This year, the Peña Five will be the happy guests of the gracious Carroll family, whose Thanksgiving dinners embody Norman Rockwell paintings, only with better lighting, more attractive guests, and less inebriation. Aunt N always prepares an impeccable traditional Thanksgiving dinner with turkey, pork stuffing, whipped potatoes, and so on, but done so perfectly and consistently that I can hardly bear the excruciating anticipation in the weeks leading up to the most delicious of Thursdays.
The single issue I have with my favorite meal-based holiday involves the majority of tables across the US, and in no way directs any criticism toward two of my favorite hosts. Many dinner guests enjoy a beer or a glass of wine during the hour before the meal, but not much of a drinker, I turn to another nerve softener: cheese. I can almost always rely on my old friend to ease me into a mingle, and start feeling at home as soon as I spot a cheddar and pepperoni combo plate with a fan of Ritz, a nut-encrusted ball surrounded by water crackers, a yule log, a pub cheese, a baked brie and baguette toasts, or the Excalibur, generally reserved for wedding receptions: the fruit and cheese cube fountain.

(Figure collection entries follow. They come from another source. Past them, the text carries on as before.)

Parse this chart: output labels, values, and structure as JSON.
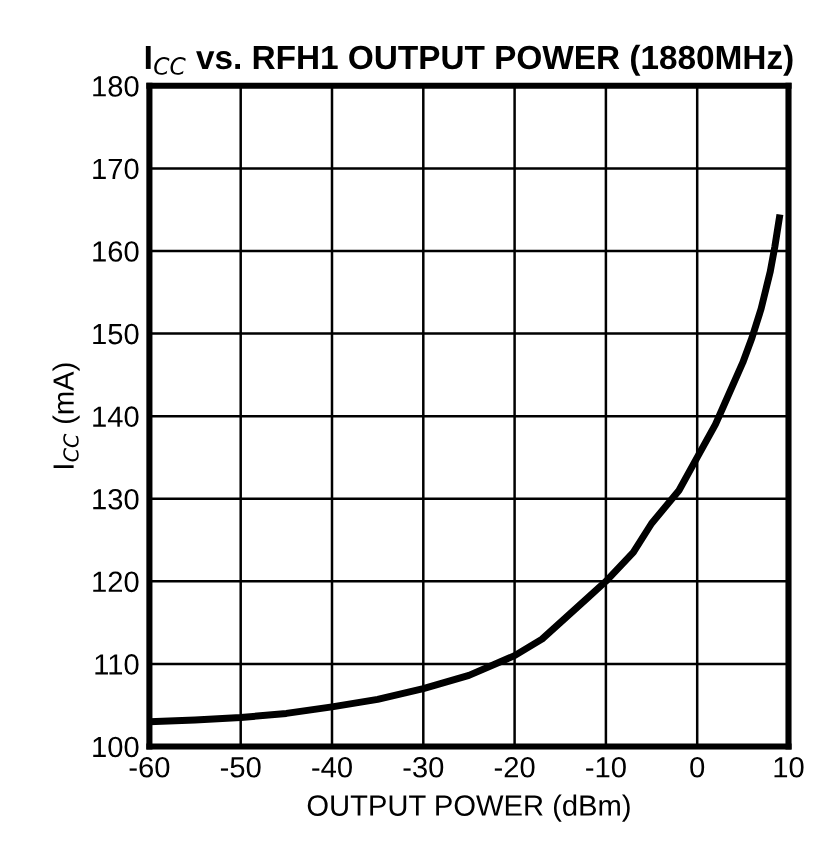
{
  "chart_data": {
    "type": "line",
    "title": "I$_{CC}$ vs. RFH1 OUTPUT POWER (1880MHz)",
    "xlabel": "OUTPUT POWER (dBm)",
    "ylabel": "I$_{CC}$ (mA)",
    "x": [
      -60,
      -55,
      -50,
      -45,
      -40,
      -35,
      -30,
      -25,
      -20,
      -17,
      -15,
      -12,
      -10,
      -7,
      -5,
      -2,
      0,
      2,
      3,
      5,
      6,
      7,
      8,
      8.5,
      9
    ],
    "series": [
      {
        "color": "#000000",
        "values": [
          103,
          103.2,
          103.5,
          104,
          104.8,
          105.7,
          107,
          108.6,
          111,
          113,
          115,
          118,
          120,
          123.5,
          127,
          131,
          135,
          139,
          141.5,
          146.5,
          149.5,
          153,
          157.5,
          160.5,
          164
        ]
      }
    ],
    "xlim": [
      -60,
      10
    ],
    "xticks": [
      -60,
      -50,
      -40,
      -30,
      -20,
      -10,
      0,
      10
    ],
    "ylim": [
      100,
      180
    ],
    "yticks": [
      100,
      110,
      120,
      130,
      140,
      150,
      160,
      170,
      180
    ],
    "grid": true,
    "legend": false,
    "marker": "none",
    "line_style": "solid"
  }
}
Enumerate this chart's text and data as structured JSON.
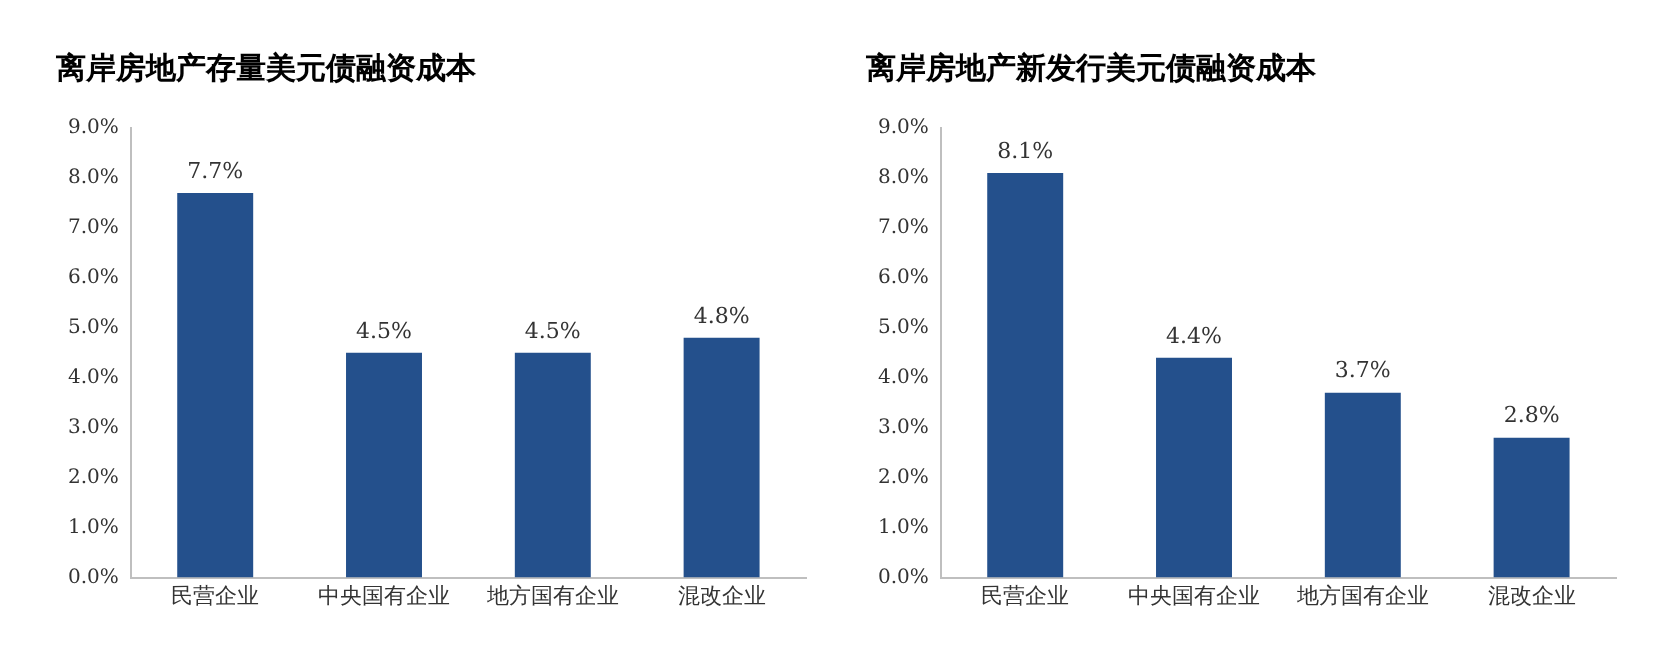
{
  "chart_data": [
    {
      "type": "bar",
      "title": "离岸房地产存量美元债融资成本",
      "categories": [
        "民营企业",
        "中央国有企业",
        "地方国有企业",
        "混改企业"
      ],
      "values": [
        7.7,
        4.5,
        4.5,
        4.8
      ],
      "color": "#24508c",
      "value_labels": [
        "7.7%",
        "4.5%",
        "4.5%",
        "4.8%"
      ],
      "ylim": [
        0,
        9
      ],
      "yticks": [
        {
          "value": 0,
          "label": "0.0%"
        },
        {
          "value": 1,
          "label": "1.0%"
        },
        {
          "value": 2,
          "label": "2.0%"
        },
        {
          "value": 3,
          "label": "3.0%"
        },
        {
          "value": 4,
          "label": "4.0%"
        },
        {
          "value": 5,
          "label": "5.0%"
        },
        {
          "value": 6,
          "label": "6.0%"
        },
        {
          "value": 7,
          "label": "7.0%"
        },
        {
          "value": 8,
          "label": "8.0%"
        },
        {
          "value": 9,
          "label": "9.0%"
        }
      ]
    },
    {
      "type": "bar",
      "title": "离岸房地产新发行美元债融资成本",
      "categories": [
        "民营企业",
        "中央国有企业",
        "地方国有企业",
        "混改企业"
      ],
      "values": [
        8.1,
        4.4,
        3.7,
        2.8
      ],
      "color": "#24508c",
      "value_labels": [
        "8.1%",
        "4.4%",
        "3.7%",
        "2.8%"
      ],
      "ylim": [
        0,
        9
      ],
      "yticks": [
        {
          "value": 0,
          "label": "0.0%"
        },
        {
          "value": 1,
          "label": "1.0%"
        },
        {
          "value": 2,
          "label": "2.0%"
        },
        {
          "value": 3,
          "label": "3.0%"
        },
        {
          "value": 4,
          "label": "4.0%"
        },
        {
          "value": 5,
          "label": "5.0%"
        },
        {
          "value": 6,
          "label": "6.0%"
        },
        {
          "value": 7,
          "label": "7.0%"
        },
        {
          "value": 8,
          "label": "8.0%"
        },
        {
          "value": 9,
          "label": "9.0%"
        }
      ]
    }
  ]
}
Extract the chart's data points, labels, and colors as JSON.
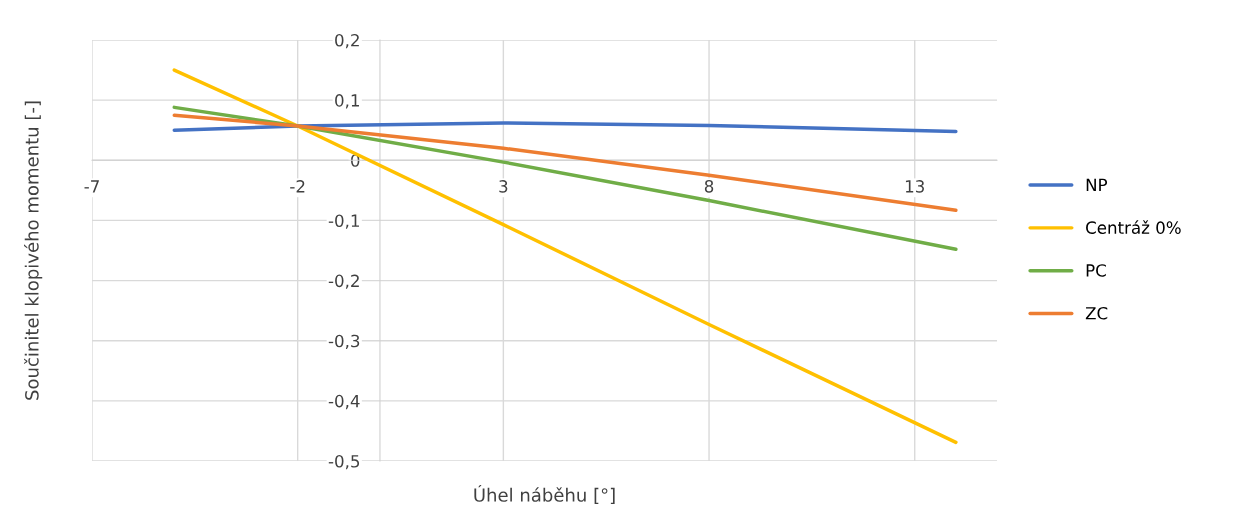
{
  "chart_data": {
    "type": "line",
    "xlabel": "Úhel náběhu [°]",
    "ylabel": "Součinitel klopivého momentu [-]",
    "xlim": [
      -7,
      15
    ],
    "xticks": [
      -7,
      -2,
      3,
      8,
      13
    ],
    "ylim": [
      -0.5,
      0.2
    ],
    "yticks": [
      {
        "value": 0.2,
        "label": "0,2"
      },
      {
        "value": 0.1,
        "label": "0,1"
      },
      {
        "value": 0,
        "label": "0"
      },
      {
        "value": -0.1,
        "label": "-0,1"
      },
      {
        "value": -0.2,
        "label": "-0,2"
      },
      {
        "value": -0.3,
        "label": "-0,3"
      },
      {
        "value": -0.4,
        "label": "-0,4"
      },
      {
        "value": -0.5,
        "label": "-0,5"
      }
    ],
    "grid": true,
    "legend": "right",
    "marker": "none",
    "line_style": "solid",
    "x": [
      -5,
      -2,
      3,
      8,
      14
    ],
    "series": [
      {
        "name": "NP",
        "color": "#4472c4",
        "values": [
          0.05,
          0.057,
          0.062,
          0.058,
          0.048
        ]
      },
      {
        "name": "Centráž 0%",
        "color": "#ffc000",
        "values": [
          0.15,
          0.057,
          -0.107,
          -0.273,
          -0.469
        ]
      },
      {
        "name": "PC",
        "color": "#70ad47",
        "values": [
          0.088,
          0.057,
          -0.003,
          -0.067,
          -0.148
        ]
      },
      {
        "name": "ZC",
        "color": "#ed7d31",
        "values": [
          0.075,
          0.057,
          0.02,
          -0.025,
          -0.083
        ]
      }
    ]
  }
}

How many Thanksgiving dinners can you recall that incorporated any sort of cheese showcase? My best guess is that most diners on this particular occasion are concerned that they will exceed capacity before they’d like to stop eating, and can’t allow distractions like pepperjack to poach on precious abdominal real estate. I, however, do not overeat at Thanksgiving. I’m not above the occasional overindulgence, but I dread experiencing the inevitable system shutdown anywhere but at home. If I can’t get into my bed, I stop at one plate.
There must be others like me, who yearn to stick their head right into the bowl of whipped potatoes, while instead they slowly cut their one slice of breast meat, and savor their single scoop of pork stuffing, when they just want to grab the serving dish and lock themselves in the nearest closet with it. A good bracing of cheese beforehand would spare us from these horrible fantasies.
Since I’ve managed to establish a solid run for my coveted monopoly on the Christmas feast (a childhood dream), I don’t see myself hosting many Thanksgiving dinners in the coming years. So I entreat you, gentle reader, to leave a little space on the coffee tables between the nuts and olives this Thursday, and let’s see what happens when we get some Camembert involved.